- Author:
Zheng-lin AI
1
;
Wei-shuo ZHANG
;
Shu-kun YAO
;
Bu-shan XIE
;
Chun GAO
Author Information
- Publication Type:Journal Article
- MeSH: Catalase; metabolism; Cell Line; Fatty Acid-Binding Proteins; metabolism; Flavonoids; pharmacology; Glutathione; metabolism; Glutathione Peroxidase; metabolism; Hepatocytes; metabolism; Humans; Hydrogen Peroxide; Oxidative Stress; drug effects; Reactive Oxygen Species; metabolism; Superoxide Dismutase; metabolism
- From: Chinese Journal of Hepatology 2011;19(12):927-931
- CountryChina
- Language:Chinese
-
Abstract:
OBJECTIVETo investigate the effect of baicalin on liver fatty acid binding protein in oxidative stress model in vitro.
METHODS(1) Cellular oxidative stress in vitro was induced by incubating cells with 400μmol/L hydrogen peroxide (H₂O₂) for 20 minutes at 37 degrees C in the dark. After Chang liver cell line was treated with different dose of baicalin for 24, 48 and 72 hours.

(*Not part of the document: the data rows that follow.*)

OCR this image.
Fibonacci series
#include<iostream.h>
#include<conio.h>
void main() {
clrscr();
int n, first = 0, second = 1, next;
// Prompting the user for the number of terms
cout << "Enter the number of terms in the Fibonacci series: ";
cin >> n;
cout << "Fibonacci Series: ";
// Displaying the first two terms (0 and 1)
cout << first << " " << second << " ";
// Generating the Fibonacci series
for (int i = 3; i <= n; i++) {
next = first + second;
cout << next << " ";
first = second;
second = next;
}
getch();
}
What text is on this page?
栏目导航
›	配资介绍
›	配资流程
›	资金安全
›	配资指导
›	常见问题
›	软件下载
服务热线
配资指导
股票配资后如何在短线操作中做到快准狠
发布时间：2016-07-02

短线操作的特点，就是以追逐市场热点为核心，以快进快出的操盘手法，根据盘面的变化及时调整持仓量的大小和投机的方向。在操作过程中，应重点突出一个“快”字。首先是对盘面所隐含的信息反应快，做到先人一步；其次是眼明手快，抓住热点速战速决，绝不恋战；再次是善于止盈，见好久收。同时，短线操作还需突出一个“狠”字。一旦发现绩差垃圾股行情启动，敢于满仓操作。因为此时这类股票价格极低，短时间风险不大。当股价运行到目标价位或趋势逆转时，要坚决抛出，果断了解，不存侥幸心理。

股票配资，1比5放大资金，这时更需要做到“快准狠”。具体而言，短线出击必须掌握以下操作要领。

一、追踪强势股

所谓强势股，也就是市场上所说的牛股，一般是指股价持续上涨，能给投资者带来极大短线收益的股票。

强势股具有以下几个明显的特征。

MTT assay was employed to detect cell viability, and then the hydrogen peroxide (TC50) of the different dose of baicalin was calculated. (2) Based on MTT assay, cells were treated with three different doses of baicalin (25, 50, 100 μmol/L) for 24 and 48 hours before being exposed to 400 μmol/L H₂O₂ for 20 minutes at 37 degrees C. Then, reactive oxygen species (ROS) assay and activity assays of superoxide dismutase (SOD) and reduced glutathione hormone (GSH) were evaluated. (3) Realtime PCR and Western blotting were applied to explore the influence of baicalin on the expression level of L-FABP. (4) One-way ANOVA was used for results statistical analysis.
RESULT(1) MTT assay showed baicalin treatment at 25, 50, 100 μmol/L for 24 and 48 hours was feasible (83.60% ± 3.47%, 72.36% ± 2.18%, 70.16% ± 2.04% for 24 hours; 84.93% ± 3.11%, 76.16% ± 2.45%, 72.72% ± 2.31% for 48 hours, P > 0.05, F = 386.24, 475.92 respectively). Meanwhile, we found by the linear regression model that the median toxic concentration of baicalin for 48 hours was 170.6 μmol/L, and the median toxic concentration of baicalin for 24 hours was 153.2 μmol/L. (2) ROS assay showed dichlorofluorescin in all baicalin-treated cells after stress was significantly reduced (37.0 ± 3.30, 22.90 ± 3.84, 29.60 ± 2.52 for 24 hours respectively, P < 0.05, F = 70.06; 35.77 ± 2.35, 21.80 ± 3.10, 23.87 ± 1.98 for 48 hours respectively, P < 0.05, F = 110.92) as compared with the H₂O₂-treated cells. Moreover, 50 μmol/L baicalin treatment for 48 hours was the optimal condition against ROS generation (21.80 ± 3.10, P < 0.01, F = 110.92). Furthermore, the activities of intracellular SOD and GSH was increased significantly (51.53 ± 1.91 μg/mg for SOD, P < 0.05, F = 93.81; 49.85 ± 1.45 U/mg for GSH, P < 0.05, F = 92.51). (3) Although realtime PCR analysis indicated 50 μmol/L baicalin treatment for 48 hours could have no changes of the level of L-FABP expression under the oxidative stress condition, western blotting analysis indicated 50 μmol/L baicalin treatment for 48 hours could increase up to about 80% for the level of L-FABP expression.
CONCLUSIONBaicalin was suggested to be able to enhance both L-FABP expression and activity of intracellular SOD and GSH, and therefore protected hepatocytes from oxidative stress.